Some wood stoves come with electric fans on the back that help blow warm air into the room. I find them loud and obnoxious (but then I hate background noise... I wake up when the bathroom fan kicks on).

You can however buy a wonderful fan to help blow the heat out into the room that requires ZERO electricity, and is very quiet.

Here are 2 choices that popped up when I googled. Huge price difference... no idea if the higher price one is better.

SmartSelect_20220519-220419_Samsung Internet.jpg


Anyway... they sit on the top of the wood stove, and the heat from the stove heats up the fan, and the heat itself powers the fan. So, once it gets hot enough it starts to spin.

We have one, and it works great. We use only wood heat for the living area of the house.

As to a wood stove, so many choices!!!!

Now that I have lived with 3 different wood stoves, I would recommend an EPA certified NON-catalyitic stove that has enough flat space on top to put at least one pot (like for soup). But don't pick a cook stove model... a regular "heat your house" model will still have a plenty hot enough top to cook soup or beans ... as long as there is enough flat space to hold the pot.

Also, the non-catalytic has to have a baffle so that you can bypass the twisty turny/ fully burn up the smoke part. So, you turn the baffle one way, and you get an inefficient fire... a fire in a metal box, with a straight up chimney pipe.

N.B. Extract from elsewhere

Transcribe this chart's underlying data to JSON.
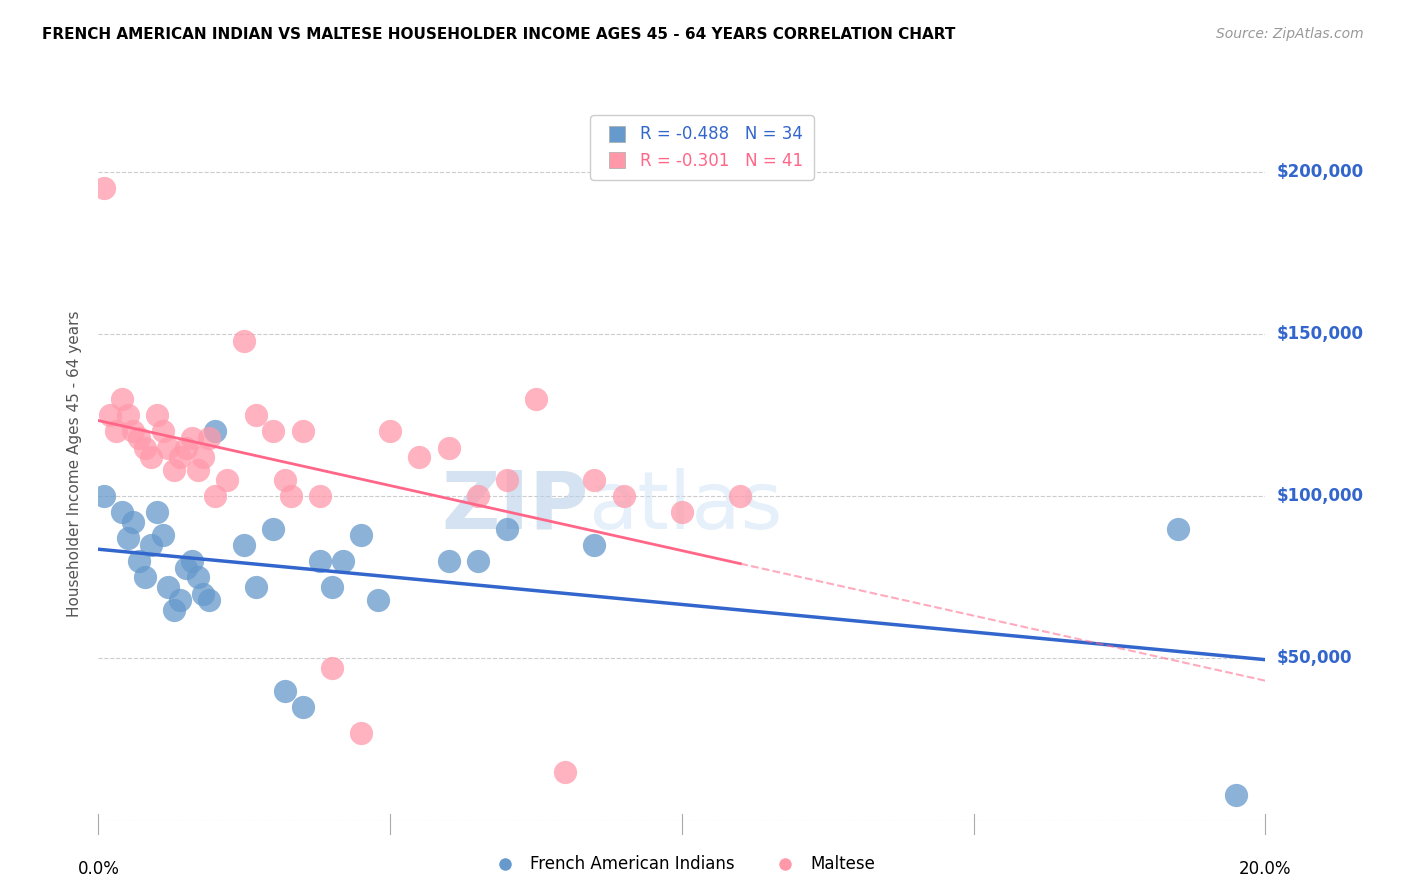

Something like that means an EASY START UP THE FIRE.

THEN, once the fire is roaring, you turn the baffle to "make smoke take twisty turny path" to fully burn up particulates and make it EPA approved/environmentally friendly.

A catalytic stove does the same thing... except instead of a twisty turny path... the smoke goes through this thing that looks like a brick, the "catalytic" part. That brick cleans the smoke, and while doing so gets filled with gunk... so needs to be relaced every so many years... it cost about $300 years back when I last checked. If you burn any "trash", so wood that isn't fully dry, soft wood, letters, cardboard, etc.. it gets gummed up faster.

With the non-catalytic model you can burn whatever.